Pengukuran rock strength secara static dilakukan dengan melakukan pengukuran
triaxial test dimana core data diberikan tekanan 3 arah S max dan SH min= Sh
intermediate. Ketika shale diberikan tekanan didalam satu arah dimana kedua sumbu
yang lain nol maka kita sebut dengan uniaxial stress pada kondisi ini besarnya tekanan
yang mengakibatkan rekahan kita sebut dengan rock strength.
Perhitungan rock strength secara dinamik dapat diperoleh melalui perhitungan dari
sonic log dengan menggunakan formulasi semisal persamaan Horsrud, untuk menjaga
keakuran dari hasil perhitungan ini maka harus dikalibrasikan dengan data core paling
tidak dua titik kedalam. Untuk mngkalibrasi rock strength dari sonic ini maka
persamaan Horsrud harus dimodifikasikan nilai pangkat dan perkaliannya.
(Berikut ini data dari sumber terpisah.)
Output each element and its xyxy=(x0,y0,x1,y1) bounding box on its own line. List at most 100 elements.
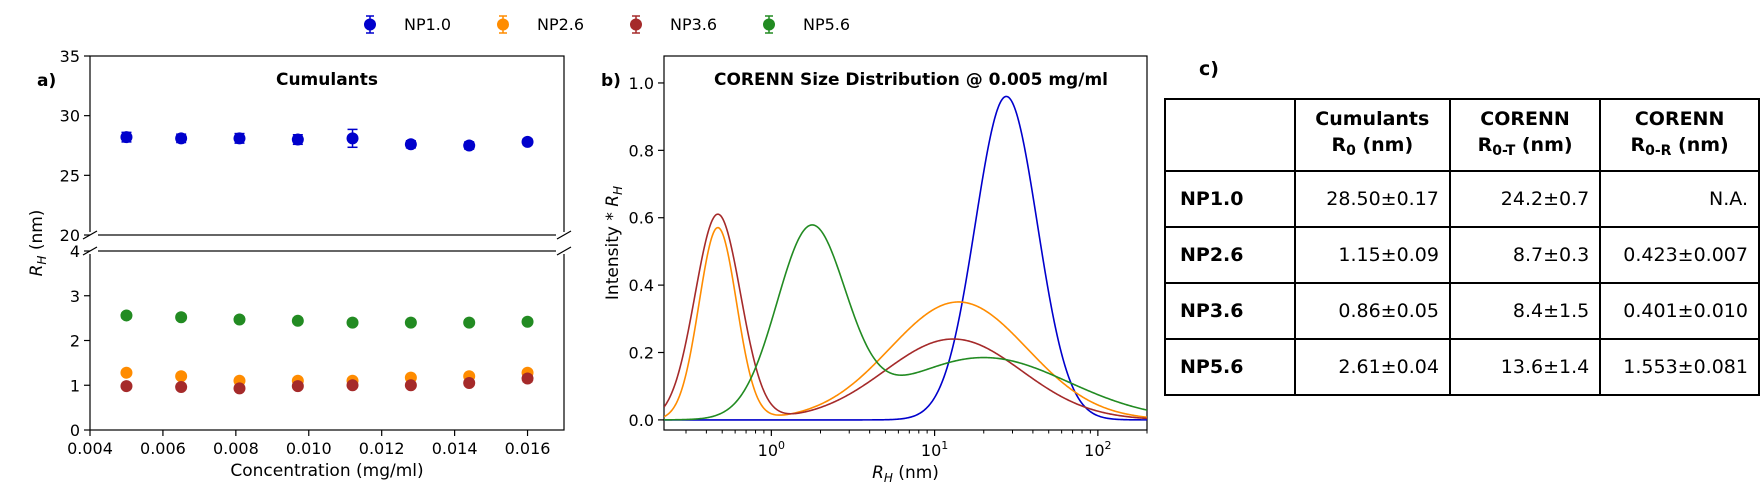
x-tick-label: 0.012 xyxy=(359,439,405,458)
y-tick-label: 0.2 xyxy=(629,344,654,363)
table-cell: N.A. xyxy=(1599,170,1760,228)
data-point xyxy=(521,315,534,328)
panel-a-chart: 20 25 30 35 0 1 2 3 4 0.004 0.006 0.008 0.010 0.012 0.… xyxy=(27,47,572,481)
y-tick-label: 35 xyxy=(60,47,80,66)
data-point xyxy=(233,313,246,326)
series-np5-6 xyxy=(120,309,534,329)
panel-c-label: c) xyxy=(1199,58,1219,80)
y-tick-label: 2 xyxy=(70,332,80,351)
table-row-label: NP1.0 xyxy=(1164,170,1296,228)
legend-label: NP2.6 xyxy=(537,15,584,34)
x-tick-label: 0.008 xyxy=(213,439,259,458)
data-point xyxy=(291,133,304,146)
data-point xyxy=(175,311,188,324)
x-tick-label: 0.016 xyxy=(505,439,551,458)
legend-marker xyxy=(497,18,509,31)
legend-label: NP3.6 xyxy=(670,15,717,34)
table-header-cell: CORENN R0-T (nm) xyxy=(1448,98,1602,172)
panel-b-title: CORENN Size Distribution @ 0.005 mg/ml xyxy=(714,70,1108,90)
series-line-np3-6 xyxy=(664,213,1147,420)
x-tick-label: 101 xyxy=(921,439,948,460)
data-point xyxy=(521,372,534,385)
series-line-np1-0 xyxy=(664,95,1147,421)
data-point xyxy=(233,132,246,145)
legend: NP1.0 NP2.6 NP3.6 NP5.6 xyxy=(364,15,850,34)
break-mark xyxy=(556,246,572,256)
y-tick-label: 0.6 xyxy=(629,209,654,228)
data-point xyxy=(175,132,188,145)
table-row: NP5.6 2.61±0.04 13.6±1.4 1.553±0.081 xyxy=(1164,338,1760,396)
data-point xyxy=(404,379,417,392)
data-point xyxy=(404,138,417,151)
legend-item-np3-6: NP3.6 xyxy=(630,15,717,34)
table-header-cell xyxy=(1164,98,1296,172)
x-tick-label: 0.004 xyxy=(67,439,113,458)
y-axis-label: RH (nm) xyxy=(27,210,49,277)
legend-item-np5-6: NP5.6 xyxy=(763,15,850,34)
y-tick-label: 1.0 xyxy=(629,74,654,93)
y-tick-label: 0 xyxy=(70,421,80,440)
break-mark xyxy=(556,230,572,240)
y-tick-label: 0.0 xyxy=(629,411,654,430)
panel-b-chart: 0.0 0.2 0.4 0.6 0.8 1.0 100 101 102 RH (nm) Intens… xyxy=(601,55,1148,485)
data-point xyxy=(175,381,188,394)
panel-b-label: b) xyxy=(601,71,621,91)
series-line-np2-6 xyxy=(664,226,1147,418)
table-row-label: NP3.6 xyxy=(1164,282,1296,340)
legend-marker xyxy=(763,18,775,31)
x-axis-label: RH (nm) xyxy=(872,463,939,485)
x-tick-label: 102 xyxy=(1084,439,1111,460)
x-tick-label: 0.014 xyxy=(432,439,478,458)
x-tick-label: 100 xyxy=(758,439,785,460)
table-row-label: NP5.6 xyxy=(1164,338,1296,396)
table-cell: 0.423±0.007 xyxy=(1599,226,1760,284)
data-point xyxy=(233,382,246,395)
upper-axes-frame xyxy=(89,55,565,236)
table-row: NP1.0 28.50±0.17 24.2±0.7 N.A. xyxy=(1164,170,1760,228)
y-tick-label: 4 xyxy=(70,242,80,261)
table-header-row: Cumulants R0 (nm) CORENN R0-T (nm) CORENN R0-… xyxy=(1164,98,1760,172)
table-cell: 1.15±0.09 xyxy=(1293,226,1451,284)
data-point xyxy=(463,377,476,390)
series-np3-6 xyxy=(120,372,534,395)
results-table: Cumulants R0 (nm) CORENN R0-T (nm) CORENN R0-… xyxy=(1164,98,1760,396)
data-point xyxy=(404,316,417,329)
data-point xyxy=(120,366,133,379)
table-cell: 8.4±1.5 xyxy=(1448,282,1602,340)
table-cell: 0.86±0.05 xyxy=(1293,282,1451,340)
series-line-np5-6 xyxy=(664,224,1147,421)
data-point xyxy=(346,316,359,329)
data-point xyxy=(463,139,476,152)
data-point xyxy=(346,379,359,392)
data-point xyxy=(346,132,359,145)
lower-axes-frame xyxy=(89,250,565,431)
table-row-label: NP2.6 xyxy=(1164,226,1296,284)
data-point xyxy=(291,380,304,393)
y-tick-label: 25 xyxy=(60,166,80,185)
table-header-cell: CORENN R0-R (nm) xyxy=(1599,98,1760,172)
table-row: NP3.6 0.86±0.05 8.4±1.5 0.401±0.010 xyxy=(1164,282,1760,340)
table-cell: 2.61±0.04 xyxy=(1293,338,1451,396)
y-tick-label: 20 xyxy=(60,226,80,245)
table-cell: 13.6±1.4 xyxy=(1448,338,1602,396)
y-axis-label: Intensity * RH xyxy=(603,186,625,300)
data-point xyxy=(521,135,534,148)
data-point xyxy=(463,316,476,329)
panel-a-label: a) xyxy=(37,71,56,91)
legend-item-np2-6: NP2.6 xyxy=(497,15,584,34)
x-axis-label: Concentration (mg/ml) xyxy=(230,461,423,481)
results-table-wrapper: Cumulants R0 (nm) CORENN R0-T (nm) CORENN R0-… xyxy=(1164,98,1760,396)
table-cell: 0.401±0.010 xyxy=(1599,282,1760,340)
y-tick-label: 0.4 xyxy=(629,276,654,295)
table-cell: 8.7±0.3 xyxy=(1448,226,1602,284)
x-tick-label: 0.010 xyxy=(286,439,332,458)
table-cell: 24.2±0.7 xyxy=(1448,170,1602,228)
y-tick-label: 3 xyxy=(70,287,80,306)
table-cell: 1.553±0.081 xyxy=(1599,338,1760,396)
y-tick-label: 0.8 xyxy=(629,141,654,160)
y-tick-label: 30 xyxy=(60,107,80,126)
table-row: NP2.6 1.15±0.09 8.7±0.3 0.423±0.007 xyxy=(1164,226,1760,284)
axes-frame xyxy=(663,55,1148,431)
data-point xyxy=(120,309,133,322)
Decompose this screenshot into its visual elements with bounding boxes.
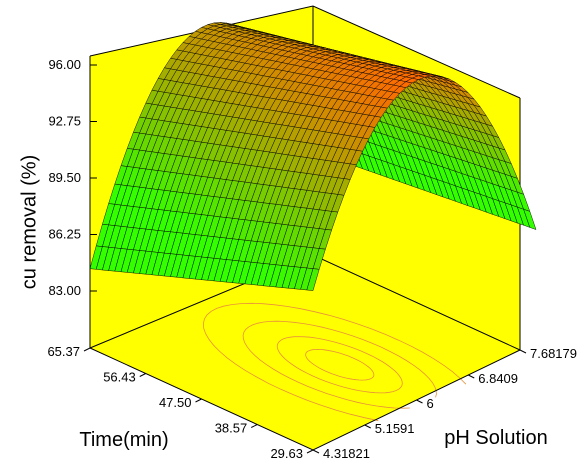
- z-tick-label: 92.75: [48, 114, 81, 129]
- x-tick-label: 38.57: [215, 421, 248, 436]
- contour-line-3: [242, 320, 437, 409]
- y-tick-mark: [416, 399, 423, 404]
- z-tick-label: 96.00: [48, 57, 81, 72]
- contour-line-1: [305, 348, 375, 381]
- z-tick-label: 89.50: [48, 170, 81, 185]
- floor-plane: [90, 255, 520, 450]
- x-tick-label: 47.50: [159, 395, 192, 410]
- x-tick-label: 29.63: [270, 446, 303, 461]
- floor-contours: [202, 302, 467, 422]
- y-tick-mark: [364, 424, 371, 429]
- x-tick-mark: [195, 398, 202, 403]
- y-axis-title: pH Solution: [444, 427, 547, 449]
- contour-line-2: [276, 336, 403, 394]
- z-tick-label: 86.25: [48, 227, 81, 242]
- x-tick-mark: [83, 347, 91, 352]
- axis-ticks: 83.00 86.25 89.50 92.75 96.00 65.37 56.43 47.50…: [47, 57, 577, 461]
- x-axis-title: Time(min): [79, 429, 168, 451]
- y-tick-label: 4.31821: [323, 446, 370, 461]
- surface-cell: [306, 268, 320, 291]
- x-tick-label: 56.43: [103, 370, 136, 385]
- y-tick-mark: [312, 449, 320, 454]
- contour-line-4: [202, 302, 467, 422]
- x-tick-mark: [139, 373, 146, 377]
- y-tick-mark: [468, 374, 475, 379]
- x-tick-label: 65.37: [47, 344, 80, 359]
- y-tick-label: 6: [427, 396, 434, 411]
- y-tick-label: 5.1591: [375, 421, 415, 436]
- x-tick-mark: [251, 424, 258, 428]
- z-axis-title: cu removal (%): [18, 155, 40, 289]
- y-tick-label: 6.8409: [478, 371, 518, 386]
- response-surface: [89, 22, 537, 291]
- x-tick-mark: [306, 449, 314, 454]
- y-tick-mark: [519, 349, 527, 354]
- z-tick-label: 83.00: [48, 283, 81, 298]
- y-tick-label: 7.68179: [530, 346, 577, 361]
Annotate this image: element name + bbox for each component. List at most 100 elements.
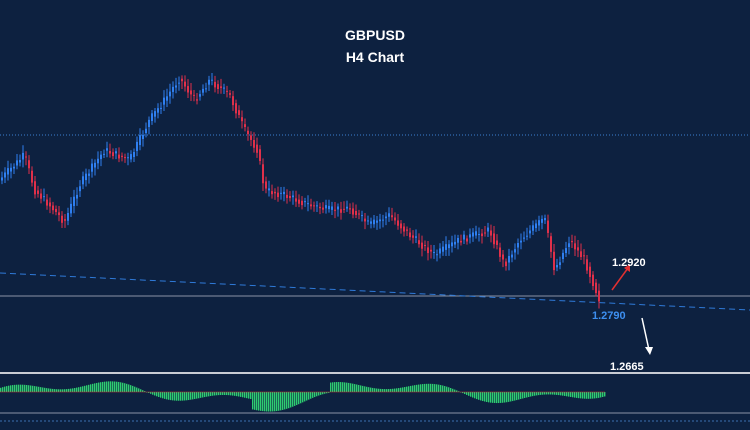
candle-body [280,192,282,194]
candle-body [418,240,420,245]
osc-bar [270,392,272,412]
osc-bar [148,392,150,393]
osc-bar [6,386,8,392]
arrow-head [645,347,653,355]
candle-body [496,240,498,245]
osc-bar [356,384,358,392]
osc-bar [116,381,118,392]
osc-bar [554,392,556,395]
candle-body [403,226,405,232]
candle-body [151,113,153,121]
osc-bar [242,392,244,398]
osc-bar [40,387,42,392]
osc-bar [230,392,232,396]
candle-body [439,248,441,254]
osc-bar [54,389,56,392]
osc-bar [274,392,276,412]
osc-bar [220,392,222,396]
osc-bar [550,392,552,395]
osc-bar [448,387,450,392]
osc-bar [122,382,124,392]
candle-body [64,219,66,221]
osc-bar [44,387,46,392]
candle-body [205,88,207,90]
osc-bar [354,384,356,392]
candle-body [520,240,522,243]
osc-bar [404,387,406,392]
candle-body [370,221,372,224]
candle-body [487,227,489,232]
osc-bar [178,392,180,401]
osc-bar [532,392,534,397]
candle-body [499,247,501,257]
osc-bar [512,392,514,402]
candle-body [238,110,240,115]
candle-body [103,153,105,155]
osc-bar [96,382,98,392]
candle-body [547,220,549,233]
candle-body [43,196,45,198]
osc-bar [508,392,510,402]
osc-bar [286,392,288,409]
osc-bar [488,392,490,403]
osc-bar [4,386,6,392]
osc-bar [360,385,362,392]
osc-bar [128,384,130,392]
candle-body [244,124,246,128]
osc-bar [328,392,330,393]
osc-bar [232,392,234,396]
osc-bar [456,390,458,392]
osc-bar [136,387,138,392]
osc-bar [322,392,324,395]
osc-bar [316,392,318,397]
candle-body [340,209,342,213]
osc-bar [114,381,116,392]
osc-bar [572,392,574,398]
candle-body [598,290,600,302]
candle-body [1,177,3,181]
osc-bar [420,384,422,392]
candle-body [427,247,429,254]
candle-body [382,219,384,221]
osc-bar [418,384,420,392]
osc-bar [336,382,338,392]
osc-bar [66,389,68,392]
osc-bar [510,392,512,402]
osc-bar [544,392,546,395]
osc-bar [352,383,354,392]
osc-bar [444,386,446,392]
osc-bar [542,392,544,395]
osc-bar [570,392,572,397]
osc-bar [366,386,368,392]
candle-body [121,155,123,157]
osc-bar [208,392,210,397]
osc-bar [604,392,606,397]
candle-body [334,209,336,211]
candle-body [235,103,237,114]
osc-bar [278,392,280,411]
osc-bar [234,392,236,396]
candle-body [517,242,519,248]
candle-body [109,151,111,154]
osc-bar [20,384,22,392]
osc-bar [166,392,168,400]
osc-bar [410,385,412,392]
osc-bar [28,385,30,392]
osc-bar [174,392,176,401]
candle-body [430,249,432,252]
osc-bar [256,392,258,411]
osc-bar [218,392,220,396]
candle-body [484,232,486,234]
candle-body [589,266,591,277]
osc-bar [126,383,128,392]
candle-body [388,213,390,217]
osc-bar [42,387,44,392]
osc-bar [150,392,152,394]
osc-bar [440,385,442,392]
candle-body [472,232,474,237]
osc-bar [584,392,586,399]
osc-bar [222,392,224,395]
osc-bar [252,392,254,410]
osc-bar [590,392,592,399]
osc-bar [340,382,342,392]
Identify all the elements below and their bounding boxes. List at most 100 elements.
UCS=0.77(304.8/DT)**2.93 harus diubah menjadi 0.77(a/DT)**b dimana nilai a dan b
didapat dari pengukuran core di lab.
Untuk mengetahui berapa PSI (Pound persequare inc) yang diperlukan untuk
merekahkan batuan dibawah permukaan diperlukan informasi berapa besar nilai
horizontal minimum stress (SH min), secara sederhana perhitungan SHmin dapat
diperoleh dengan menggunakan data pore pressure dari pemboran dan beban vertikal
SV yang dapat dihitung dengan menggunakan data log densitas.
Hubungan antara SHmin dengan Pp dan SV adalah sbb: Shmin=Pp+0.5(SV‐Pp)
Dengan melakukan ploting dengan menggunakan hypotesa Mohr maka akan dapat
dihitung berapa Psi batuan akan dapat direkahkan dibawah permukaan.
Berapa Psi agar batuan terekahkan kita sebut dengan critical stress.
Pada gambar 5. menunjukan sifat mekanika shale dipermukaan dan berapa Psi
dibawah permukaan yang diperlukan agar dapat merekahkan batuan shale.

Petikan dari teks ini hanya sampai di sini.